The company’s Christian conservative stance didn’t seem to damage the brand too badly. Since that controversial statement, the Atlanta-based company has seen itself become the third biggest U.S. restaurant chain — behind McDonald’s and Starbucks.
But recently its anti-LGBTQ reputation has become a stumbling block as it seeks to continue to grow into new markets.
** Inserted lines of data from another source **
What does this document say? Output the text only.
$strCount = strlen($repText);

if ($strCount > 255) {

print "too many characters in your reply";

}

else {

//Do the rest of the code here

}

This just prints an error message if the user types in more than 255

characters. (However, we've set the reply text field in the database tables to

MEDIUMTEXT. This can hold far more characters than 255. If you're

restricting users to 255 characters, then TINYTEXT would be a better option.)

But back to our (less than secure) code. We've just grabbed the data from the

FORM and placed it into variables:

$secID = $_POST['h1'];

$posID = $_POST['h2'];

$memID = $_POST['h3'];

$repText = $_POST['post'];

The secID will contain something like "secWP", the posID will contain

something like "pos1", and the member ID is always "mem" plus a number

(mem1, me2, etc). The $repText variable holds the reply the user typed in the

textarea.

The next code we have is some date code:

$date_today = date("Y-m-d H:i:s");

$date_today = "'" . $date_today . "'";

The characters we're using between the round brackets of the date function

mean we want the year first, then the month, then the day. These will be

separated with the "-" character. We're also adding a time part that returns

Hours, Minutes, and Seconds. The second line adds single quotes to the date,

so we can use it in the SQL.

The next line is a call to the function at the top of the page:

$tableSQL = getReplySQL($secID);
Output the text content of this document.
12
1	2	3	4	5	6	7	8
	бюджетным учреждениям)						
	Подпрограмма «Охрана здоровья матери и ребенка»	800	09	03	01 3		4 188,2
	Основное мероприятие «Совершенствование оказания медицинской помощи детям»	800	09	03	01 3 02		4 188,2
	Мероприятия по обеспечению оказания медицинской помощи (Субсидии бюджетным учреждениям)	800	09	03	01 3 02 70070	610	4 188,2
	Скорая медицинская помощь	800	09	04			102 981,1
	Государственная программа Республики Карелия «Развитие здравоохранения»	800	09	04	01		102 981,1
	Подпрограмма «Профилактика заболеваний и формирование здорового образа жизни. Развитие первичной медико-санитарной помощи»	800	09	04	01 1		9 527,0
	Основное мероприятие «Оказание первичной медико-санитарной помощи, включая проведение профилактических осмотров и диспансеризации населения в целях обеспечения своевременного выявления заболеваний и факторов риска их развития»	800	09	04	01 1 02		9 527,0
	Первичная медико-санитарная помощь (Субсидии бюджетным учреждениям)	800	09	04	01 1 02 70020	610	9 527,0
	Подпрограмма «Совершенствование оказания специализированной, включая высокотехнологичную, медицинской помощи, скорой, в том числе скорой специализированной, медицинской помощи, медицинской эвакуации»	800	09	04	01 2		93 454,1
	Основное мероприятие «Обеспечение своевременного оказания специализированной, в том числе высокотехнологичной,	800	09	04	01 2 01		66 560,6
Several U.S. airports this year announced that they wouldn’t be renewing leases with Chick-fil-A. And just last month the first of its restaurants to open in the U.K. lost its lease after 8 days into its pilot run due to its practice to donate to organizations hostile to marriage equality.
That’s a lot to swallow when you’re losing a Chicken Sandwich War with Popeyes.
So on Monday the company said it would begin a “more focused giving approach” and it would no longer support organizations like the Salvation Army or the Fellowship of Christian Athletes due to their views on marriage.
Chik-fil-A is best known for two things: their fried chicken sandwiches and the fact that they are closed on Sundays due to religious reasons.
“Closing our business on Sunday, the Lord’s Day, is our way of honoring God and showing our loyalty to Him,” Chick-fil-A’s founder, Truett Cathy (Dan’s father), wrote in his book “Eat Mor Chikin: Inspire More People.” On Monday, a spokesperson from the chain told the Christian Post that although who they give money to may be readjusted, “Chick-fil-A will not be opening on Sundays.”
The tradition of keeping the Sabbath holy is a Jewish one dating back to Moses and the Ten Commandments. Jews consider Saturday the holy day, so why don’t Christians like the billionaire family behind the chicken chain?
Who better to ask than Arik Greenberg, PhD who was raised in a household of a Jewish father and a Catholic mother and is also a biblical scholar and lecturer at Los Angeles’ Loyola Marymount University, and other universities, where he specializes in the New Testament and world religions.
“For thousands of years Jews believe that the Sabbath is on what we call Saturday,” he says. “Christians, most of whom come from a Gentile audience. The swelling ranks of Christians in the first one-to-two centuries A.D. were not from ethnic Jews, they were from ethnic Greeks and Romans and people from elsewhere in the empire, so they had no reason to claim to the fact that Sabbath was on Saturday. ‘That’s a Jewish thing. We’re Christians.”
Greenberg says the early Christians decided that the most important day of the week was the day Jesus rose from the dead, Easter Sunday.
But did they write “Sunday” in the New Testament?
“Well, they said ‘very early on the first day of the week…” Greenberg confirmed referencing Mark 16. And to this day, the first day of the week on any calendar is a Sunday.
“Sunday is more of an Anglo-Saxon term,” Greenberg says, “Our days of the week come from Germatic languages. Tuesday comes from the god Tīw. Thursday comes from the god Thor. So it’s pagan gods giving their names for our days of the week.”
But wait, if Jesus died on Good Friday and he rose early on Sunday, why does the Bible say he rose on the “third” day?
“They are using the Roman method of Inclusive Counting,” Greenberg explains. “Today if we say the third day, we mean the third day after. But the Roman’s count today as one of the days. It’s sort of like the Abbot & Costello Banana Sketch.”
Chick-fil-A leaves about $1 billion in sales on the table every year that they stay closed on Sunday. No matter how you count it, that’s a lot of bananas.